Thierry Jeannot's Green Transmutation Chandelier (2010) made from reclaimed materials, green dye, aluminum, and light bulbs.


Don’t envy Lowery Stokes Sims, the curator of the Museum of Arts and Design in Manhattan, her many recent trips to Latin America. As the force behind New Territories, the museum’s survey of recent design in 14 countries (through April 6), Sims maintained a punishing schedule of studio visits; her itineraries and notes are viewable on iPads in the museum’s ingenious “Curator Lab.” Sims discovered many more worthwhile items, most of them by young designers, than the museum had room for.

Her other challenge was finding a way to organize hundreds of objects that defy easy categorization. They range from efforts at what she calls “upcycling” (for example, chairs made from steel drums by Venezuelan artist Rolando Pena) to traditional crafts given contemporary twists (such as rugs decorated with QR codes, by Chilean artist Guillermo Bert, in collaboration with various weavers). Then there are artworks with political overtones. The Peruvian artist Lucia Cuba, for instances, makes dresses dedicated to the victims of that country’s forced sterilizations.

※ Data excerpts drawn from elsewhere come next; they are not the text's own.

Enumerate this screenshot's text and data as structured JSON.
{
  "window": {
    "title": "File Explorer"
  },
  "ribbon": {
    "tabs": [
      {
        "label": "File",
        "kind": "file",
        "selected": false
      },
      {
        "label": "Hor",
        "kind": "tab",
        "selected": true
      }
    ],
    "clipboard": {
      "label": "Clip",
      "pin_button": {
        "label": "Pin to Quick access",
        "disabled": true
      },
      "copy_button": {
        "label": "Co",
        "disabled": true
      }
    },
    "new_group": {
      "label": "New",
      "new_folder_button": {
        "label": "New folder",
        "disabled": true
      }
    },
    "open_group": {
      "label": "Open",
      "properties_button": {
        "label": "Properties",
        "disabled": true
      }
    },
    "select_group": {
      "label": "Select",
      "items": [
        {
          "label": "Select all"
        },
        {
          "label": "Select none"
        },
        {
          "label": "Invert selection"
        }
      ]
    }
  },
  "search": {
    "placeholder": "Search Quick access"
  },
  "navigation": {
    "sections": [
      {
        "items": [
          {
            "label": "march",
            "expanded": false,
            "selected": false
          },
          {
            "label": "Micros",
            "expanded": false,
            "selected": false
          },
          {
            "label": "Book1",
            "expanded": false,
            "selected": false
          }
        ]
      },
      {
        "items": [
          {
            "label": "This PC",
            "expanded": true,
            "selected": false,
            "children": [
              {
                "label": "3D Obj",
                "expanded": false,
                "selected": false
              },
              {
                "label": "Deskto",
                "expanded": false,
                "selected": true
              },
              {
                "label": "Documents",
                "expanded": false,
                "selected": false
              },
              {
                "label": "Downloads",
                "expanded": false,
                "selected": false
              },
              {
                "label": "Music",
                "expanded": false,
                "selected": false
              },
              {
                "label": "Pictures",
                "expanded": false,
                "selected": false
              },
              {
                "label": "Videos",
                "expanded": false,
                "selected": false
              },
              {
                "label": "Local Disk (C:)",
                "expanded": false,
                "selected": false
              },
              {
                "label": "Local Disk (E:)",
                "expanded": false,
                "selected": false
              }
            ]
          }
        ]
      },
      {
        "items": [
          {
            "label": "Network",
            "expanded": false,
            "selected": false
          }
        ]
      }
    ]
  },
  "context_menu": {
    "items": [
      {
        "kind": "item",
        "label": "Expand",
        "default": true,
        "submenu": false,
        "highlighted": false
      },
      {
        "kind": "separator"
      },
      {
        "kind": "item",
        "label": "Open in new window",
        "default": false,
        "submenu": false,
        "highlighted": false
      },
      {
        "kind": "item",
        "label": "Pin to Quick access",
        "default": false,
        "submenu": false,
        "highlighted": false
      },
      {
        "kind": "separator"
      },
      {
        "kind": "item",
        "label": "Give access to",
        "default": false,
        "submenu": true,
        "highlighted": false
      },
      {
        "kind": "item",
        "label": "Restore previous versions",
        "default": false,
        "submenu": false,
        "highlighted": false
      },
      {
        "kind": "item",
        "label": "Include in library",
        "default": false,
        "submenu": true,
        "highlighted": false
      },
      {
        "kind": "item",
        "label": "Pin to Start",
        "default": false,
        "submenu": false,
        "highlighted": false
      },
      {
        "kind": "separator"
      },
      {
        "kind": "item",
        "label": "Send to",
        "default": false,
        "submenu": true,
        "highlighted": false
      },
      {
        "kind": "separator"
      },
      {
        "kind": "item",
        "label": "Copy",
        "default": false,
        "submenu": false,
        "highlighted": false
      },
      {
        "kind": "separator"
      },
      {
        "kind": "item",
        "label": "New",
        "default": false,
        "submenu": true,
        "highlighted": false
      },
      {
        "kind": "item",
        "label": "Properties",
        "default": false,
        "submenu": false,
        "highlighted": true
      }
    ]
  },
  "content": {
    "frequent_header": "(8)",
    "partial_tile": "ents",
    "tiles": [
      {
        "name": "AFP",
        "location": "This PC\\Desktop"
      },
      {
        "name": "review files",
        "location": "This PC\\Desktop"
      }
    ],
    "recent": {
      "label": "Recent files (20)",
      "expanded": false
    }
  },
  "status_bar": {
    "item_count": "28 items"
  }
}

Sims’s choice was to organize the show both geographically and topically, first choosing cities she considered important incubators of design, then assigning each city a theme. The Havana portion of the show, for example, is titled Navigating Personal and Civic Space; it includes Ernesto Aroza’s striking photos of old buildings rejiggered for new uses. But there are also pieces from Brazil, Argentina, and Colombia displayed under the Havana rubric.

The layering of themes onto places results in pigeonholing. Caracas, for example, is shown as the height of sophistication (the display of furniture based on the work of Werner Panton and Ettore Sottsass could be in a high-end showroom), while Oaxaca, Mexico, is represented by, essentially, a roadside craft stand. Sims, asked about the problem, says, “We’re not stereotyping. We’re just reporting on what’s out there.”

True. And, anyway, it’s hard to imagine how else she could have organized such a wide range of material. Which is why one almost longs for the days when a design museum could display beautiful objects, without having to come up with elaborate themes and theses. Must an exhibition always be a dissertation?

Somewhat troubling is the plethora of decorative items made with guns and ammunition. They include the Bulletproof Side Table, decorated with shell casings, by the Monaco-based Brazilian designer David Elia; and a section of a fence topped by realistic toy guns, by the Brazilian architects Isay Weinfeld and Marcio Kogan. More conceptual art than design, these pieces reflect the preoccupation with violence among upper class Brazilians. Sims, who was surprised by the preoccupation, sees the artworks as a kind of exorcism.

It’s a testament to Sims’s talent at identifying up-and-comers that, in the opening days of the show, a number of New York dealers visited the museum, hoping to discover the next Vik Muniz, the Brazil-and-Brooklyn based art superstar, or Campana Brothers, the renowned Brazilian furniture designers. They may well find them in this sweeping and rewarding exhibition.